Parkland Dyslexia Treatment For Your Right-Brain Learner — Right Down the Street
Many parents try to find a way to Beat Dyslexia, and others find their child is really a right-brain learner — who learns best when he or she sees and experiences information. Teaching to a right-brain learner’s strength can often yield quicker, more significant and longer lasting gains.
Mom’s Pathway from Dyslexia Stress to Right-Brain Success in Months Not Years
Mom looked for a Parkland Dyslexia Treatment and found two very different solutions – and she got it right when she realized her son was a Bright Right-Brain Learner
– Bright-Solutions where they say:
IMPORTANT: There is no quick fix or silver bullet for dyslexia. It can take from 1 to 3 years to get a dyslexic child reading and spelling at grade level, depending upon their level of severity, the frequency of their tutoring or intervention, and other issues.

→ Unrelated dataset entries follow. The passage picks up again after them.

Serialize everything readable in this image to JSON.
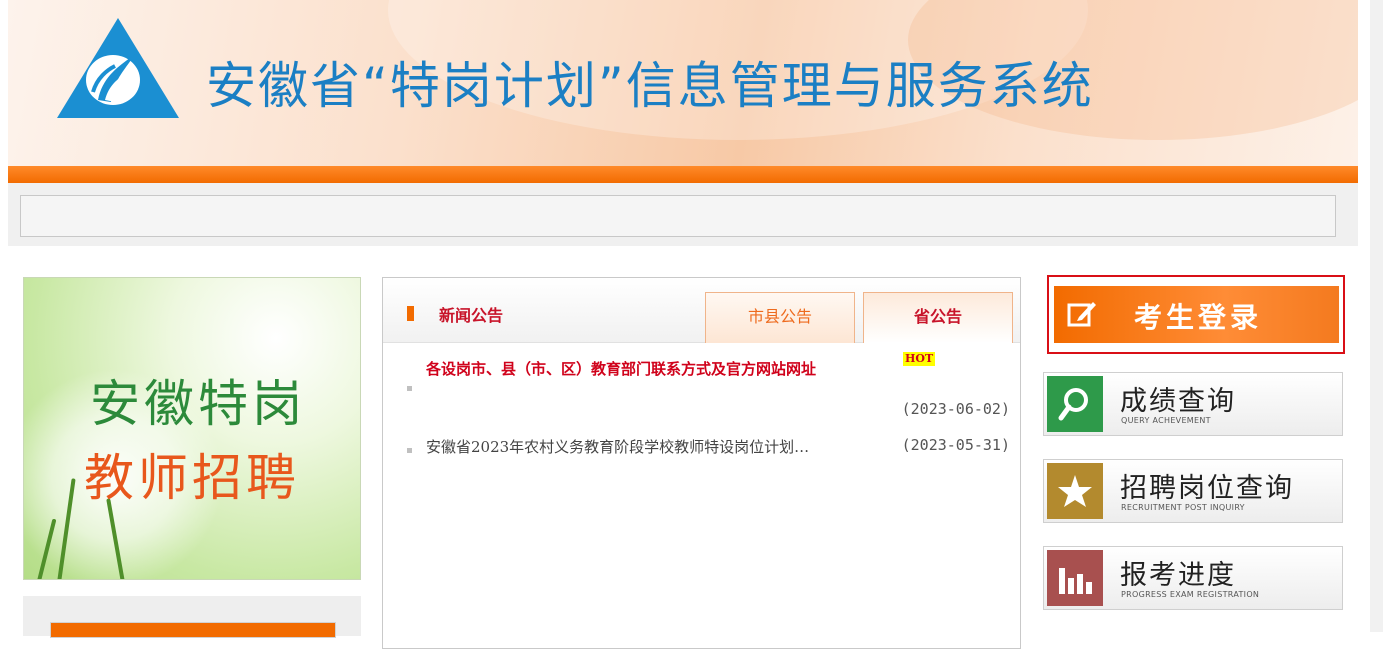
{
  "header": {
    "title": "安徽省“特岗计划”信息管理与服务系统"
  },
  "promo": {
    "line1": "安徽特岗",
    "line2": "教师招聘"
  },
  "news": {
    "section_label": "新闻公告",
    "tabs": [
      {
        "label": "市县公告",
        "active": false
      },
      {
        "label": "省公告",
        "active": true
      }
    ],
    "items": [
      {
        "title": "各设岗市、县（市、区）教育部门联系方式及官方网站网址",
        "badge": "HOT",
        "date": "(2023-06-02)"
      },
      {
        "title": "安徽省2023年农村义务教育阶段学校教师特设岗位计划…",
        "date": "(2023-05-31)"
      }
    ]
  },
  "sidebar": {
    "login": {
      "label": "考生登录",
      "icon": "edit-icon"
    },
    "buttons": [
      {
        "zh": "成绩查询",
        "en": "QUERY ACHEVEMENT",
        "icon": "search-icon",
        "color": "#2e9a4a"
      },
      {
        "zh": "招聘岗位查询",
        "en": "RECRUITMENT POST INQUIRY",
        "icon": "star-icon",
        "color": "#b38a2e"
      },
      {
        "zh": "报考进度",
        "en": "PROGRESS EXAM REGISTRATION",
        "icon": "bar-chart-icon",
        "color": "#a8504f"
      }
    ]
  }
}
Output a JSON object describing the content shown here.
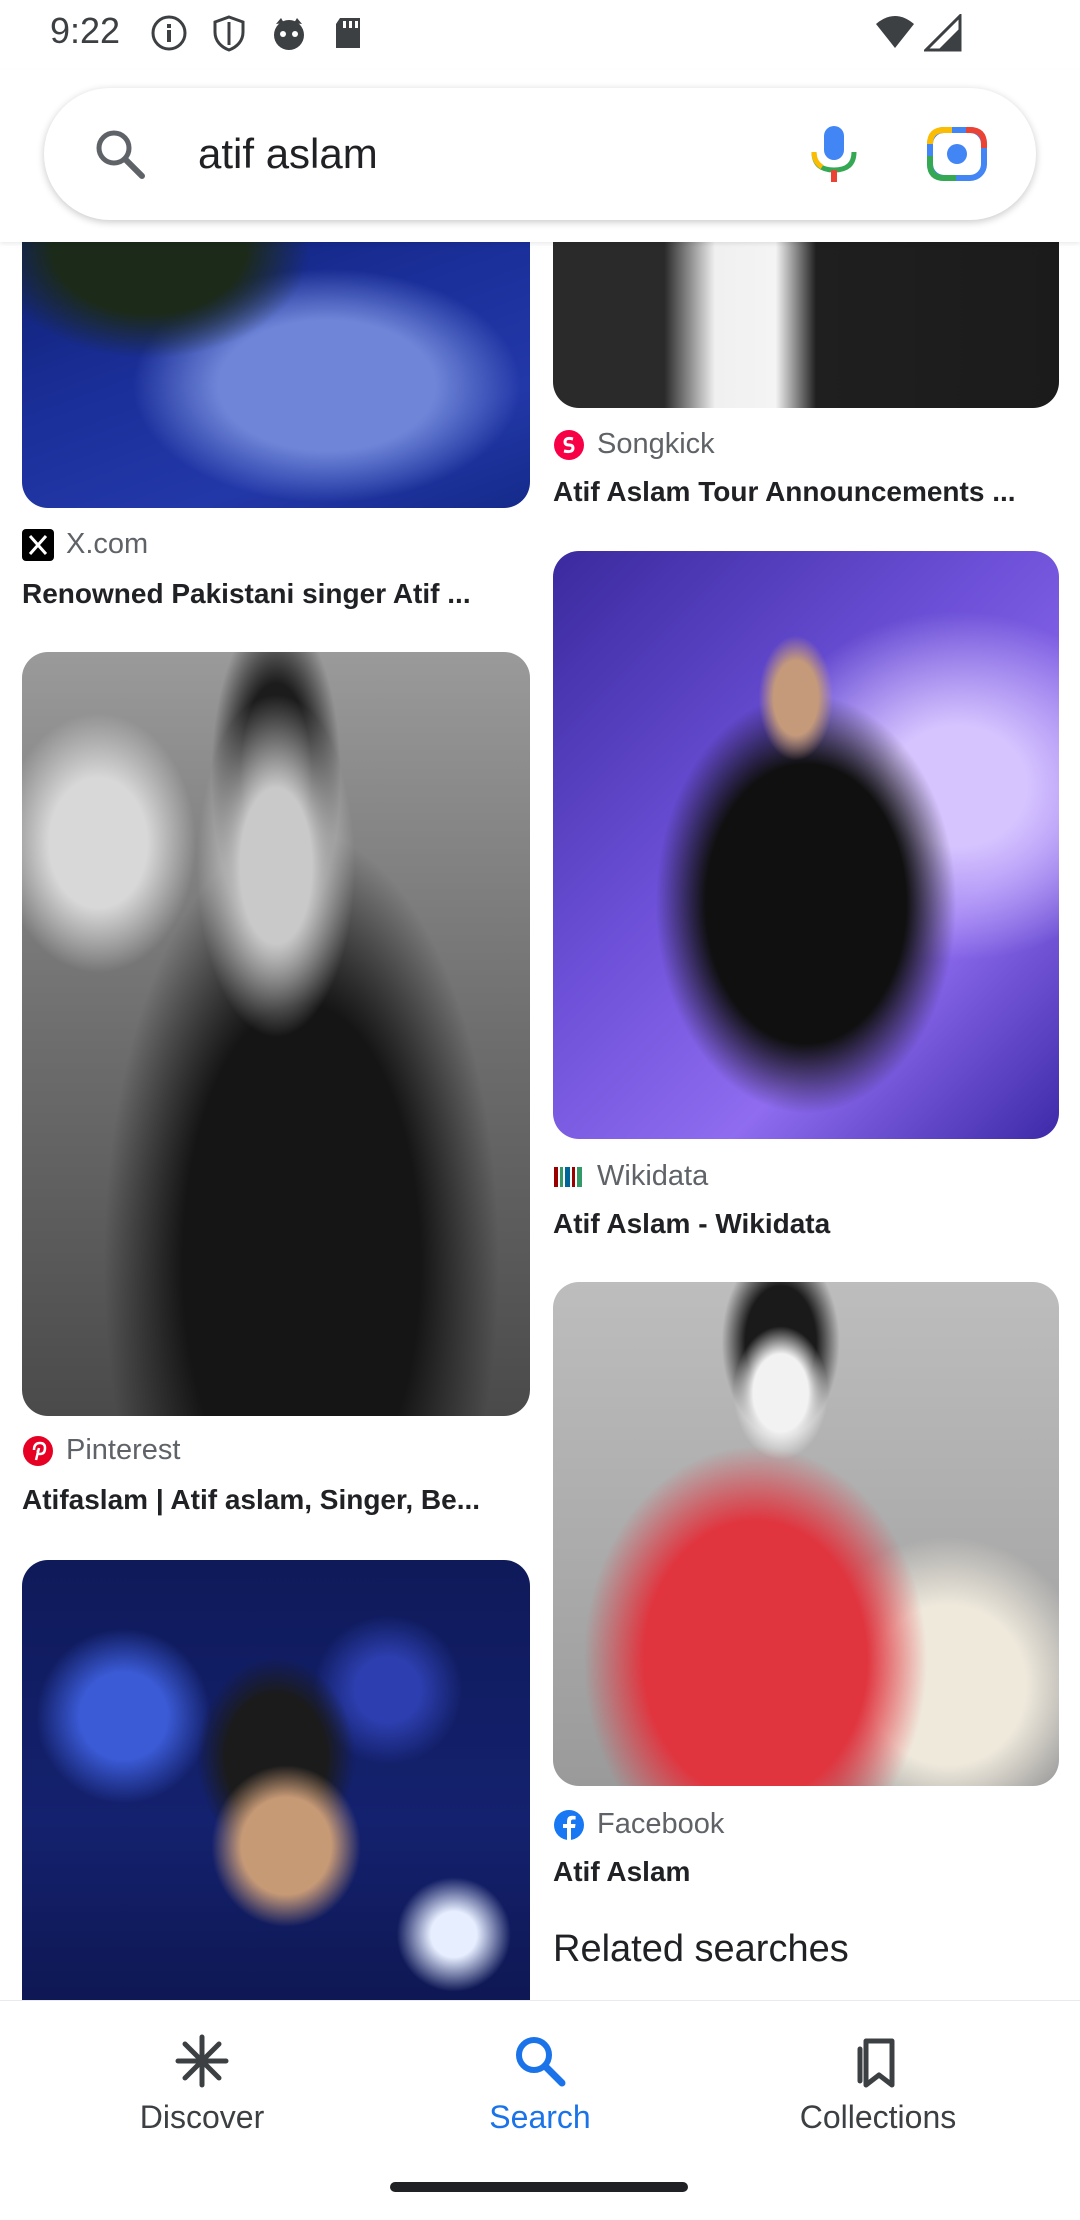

We have heard this – and we think there is some truth to this. If you have your child go for dyslexia testing and then you pursue a dyslexia treatment. This program require a dyslexic child to master each skill before the students can move on. The dyslexia treatments also focus on a child’s weaknesses — thereby, making it more likely that the progress will be slow and tortuous.
Now let’s look at Matthew
Matthew’s mother pursued Dyslexia Testing which confirmed the dyslexia and the recommendations were for three dyslexia Boca Raton Dyslexia Treatments.
Progress was slow with the first two dyslexia treatments and then two different friends told her about 3D Learner — where their specialty is helping right -brain learners succeed
Mom did our Success Assessment, that showed her child learned different and hads attention and eye-teaming issues. She called and …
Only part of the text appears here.